BEIJING (Reuters) - A U.S. commerce official said on Friday that China did not have the ability or will to regulate its economy properly, allowing the export of a chemical that tainted a blood-thinning agent suspected of killing dozens.
Christopher Padilla, the under secretary of commerce for international trade, told a group of businessmen that the United States was concerned Chinese regulators did not have the authority to monitor both pharmaceuticals and bulk chemicals.
“This is a loophole that must be closed,” Padilla said.
Padilla said the State Food and Drug Administration lacked the authority to regulate both the makers of active pharmaceutical ingredients and those that make bulk chemicals, which may be used in pharmaceuticals but are not considered to be of medicinal use.
“The rapid growth of China’s economy has clearly outstripped the ability and the will of the government to effectively police that economy,” he said.
U.S. researchers from the Massachusetts Institute of Technology identified this week a chemical contaminating the blood-thinner heparin from China and showed how it could cause a sometimes fatal allergic reaction.
The tainted heparin had been used by at least 81 U.S. patients who died soon afterwards.
Their cases forced manufacturer Baxter International to recall the commonly used blood-thinner and caused a diplomatic squabble between the U.S. and China.
The Chinese manufacturer did not register with SFDA as a maker of active pharmaceutical products, said Padilla.
Padilla, who is leading a group of healthcare executives to China, said effective monitoring was a part of broader healthcare reforms that mainland authorities were tackling.
Healthcare services and products are one of the United States’ fastest growing exports to China.
The reforms could include a basic level of state-funded health insurance and changes to the way it delivers healthcare, regulates hospitals and provides primary care, he said.
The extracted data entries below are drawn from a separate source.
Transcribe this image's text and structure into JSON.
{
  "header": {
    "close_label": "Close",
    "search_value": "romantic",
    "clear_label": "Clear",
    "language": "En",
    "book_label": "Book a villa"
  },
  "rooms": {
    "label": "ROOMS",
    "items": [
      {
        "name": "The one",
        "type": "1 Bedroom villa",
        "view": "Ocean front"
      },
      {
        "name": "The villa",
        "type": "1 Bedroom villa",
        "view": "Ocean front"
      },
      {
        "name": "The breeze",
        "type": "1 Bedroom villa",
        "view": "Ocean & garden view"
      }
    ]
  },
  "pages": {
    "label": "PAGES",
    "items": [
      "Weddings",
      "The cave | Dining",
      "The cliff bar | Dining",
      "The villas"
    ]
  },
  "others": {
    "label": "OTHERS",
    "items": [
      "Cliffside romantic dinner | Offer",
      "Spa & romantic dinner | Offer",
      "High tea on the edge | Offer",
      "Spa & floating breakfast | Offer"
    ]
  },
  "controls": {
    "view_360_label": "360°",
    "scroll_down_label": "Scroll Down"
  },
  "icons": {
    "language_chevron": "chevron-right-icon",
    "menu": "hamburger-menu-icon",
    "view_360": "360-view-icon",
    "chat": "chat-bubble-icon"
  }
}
“I have a new found respect for the enormity of the challenge that China faces in the healthcare reform effort,” he said.
Disputes between patients and hospitals are common in China, where market reforms of the 1980s ended cradle-to-grave healthcare and lax supervision has lead to overcharging, bogus treatments and corruption.
China could unveil a new master plan for its health service this year that is likely to institute universal medical coverage paid for by insurance rather than general taxation.
But many were skeptical.
“It won’t happen this year,” said Rachel Lee, a principal for The Boston Consulting Group based in Shanghai.
“Foreign investors are very interested in China, but the problems are also very large,” she said.